British and Australian scenic designer and artist

George Cameron Gordon (11 June 1839 – 12 June 1899) was a British scenic designer and artist in Australia.

His father was in the same line of business and his son John "Jack" Gordon (c. 1874 – 24 November 1911) following the family tradition, was head the scenic department of J. C. Williamson's theatrical management company for ten years.

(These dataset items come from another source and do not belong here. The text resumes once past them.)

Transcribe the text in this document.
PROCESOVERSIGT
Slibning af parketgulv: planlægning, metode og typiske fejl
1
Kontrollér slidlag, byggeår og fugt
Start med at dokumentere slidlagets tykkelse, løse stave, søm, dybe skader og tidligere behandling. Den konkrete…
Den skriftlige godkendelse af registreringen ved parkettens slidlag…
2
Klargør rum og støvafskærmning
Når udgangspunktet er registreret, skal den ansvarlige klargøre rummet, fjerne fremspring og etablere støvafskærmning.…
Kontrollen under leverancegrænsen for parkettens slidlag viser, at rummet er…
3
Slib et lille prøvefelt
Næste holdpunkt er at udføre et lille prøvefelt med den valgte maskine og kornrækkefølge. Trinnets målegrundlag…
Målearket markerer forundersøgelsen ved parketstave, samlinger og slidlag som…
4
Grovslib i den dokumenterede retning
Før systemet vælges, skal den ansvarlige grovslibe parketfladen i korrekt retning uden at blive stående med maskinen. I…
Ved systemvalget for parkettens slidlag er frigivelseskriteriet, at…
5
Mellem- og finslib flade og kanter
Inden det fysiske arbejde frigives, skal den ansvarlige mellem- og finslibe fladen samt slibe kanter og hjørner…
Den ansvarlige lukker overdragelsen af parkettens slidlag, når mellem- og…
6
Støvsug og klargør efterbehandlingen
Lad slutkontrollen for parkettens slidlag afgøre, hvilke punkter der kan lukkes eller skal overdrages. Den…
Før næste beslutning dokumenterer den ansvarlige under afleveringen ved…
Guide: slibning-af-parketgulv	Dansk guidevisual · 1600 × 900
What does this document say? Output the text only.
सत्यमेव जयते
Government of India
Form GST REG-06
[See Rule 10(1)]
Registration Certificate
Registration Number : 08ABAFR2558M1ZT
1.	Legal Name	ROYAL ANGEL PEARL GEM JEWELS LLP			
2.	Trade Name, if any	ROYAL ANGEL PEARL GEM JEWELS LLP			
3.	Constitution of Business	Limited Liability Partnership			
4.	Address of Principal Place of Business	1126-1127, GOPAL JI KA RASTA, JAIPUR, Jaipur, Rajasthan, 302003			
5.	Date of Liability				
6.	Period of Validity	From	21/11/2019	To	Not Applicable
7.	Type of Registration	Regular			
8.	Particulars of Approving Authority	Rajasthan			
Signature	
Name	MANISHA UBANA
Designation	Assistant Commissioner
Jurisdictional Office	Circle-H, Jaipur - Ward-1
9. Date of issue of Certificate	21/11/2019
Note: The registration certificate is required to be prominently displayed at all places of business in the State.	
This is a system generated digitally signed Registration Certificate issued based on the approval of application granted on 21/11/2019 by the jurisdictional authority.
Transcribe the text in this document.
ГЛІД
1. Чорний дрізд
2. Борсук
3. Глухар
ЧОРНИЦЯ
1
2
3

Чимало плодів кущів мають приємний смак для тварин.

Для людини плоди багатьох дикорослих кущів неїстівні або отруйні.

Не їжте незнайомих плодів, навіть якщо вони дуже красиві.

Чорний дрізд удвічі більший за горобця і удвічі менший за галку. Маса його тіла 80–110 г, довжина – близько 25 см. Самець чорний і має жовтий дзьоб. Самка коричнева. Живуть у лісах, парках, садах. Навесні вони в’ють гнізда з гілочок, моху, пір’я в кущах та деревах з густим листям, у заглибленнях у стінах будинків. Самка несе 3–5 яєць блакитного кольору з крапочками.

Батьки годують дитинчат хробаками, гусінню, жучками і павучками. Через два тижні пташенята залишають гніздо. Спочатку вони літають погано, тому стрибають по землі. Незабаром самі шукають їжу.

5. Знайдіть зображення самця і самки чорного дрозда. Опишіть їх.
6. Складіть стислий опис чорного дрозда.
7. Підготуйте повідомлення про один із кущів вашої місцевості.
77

==Early years in Scotland==
George Cameron Gordon was born on 11 June 1839 in Edinburgh, Scotland, the son of William Gordon and Jane (née Stephens). He learned the craft of scene painting from his father at the Theatre Royal in Edinburgh.

He was working professionally as a scenic artist by age fourteen. Gordon's first pieces were for the Prince of Wales Theatre in London, where he made the acquaintance of the actor George Rignold, through the mutual friendship of their fathers.

In 1857, aged eighteen, Gordon "had control of the painting loft at a prominent Bristol theatre". By about 1860 he was working in London for the major theatrical entrepreneurs, most notably at the Gaiety and Prince of Wales theatres.

Gordon is credited, while working for the Bancrofts in about 1870, with introducing ceilings into stage settings.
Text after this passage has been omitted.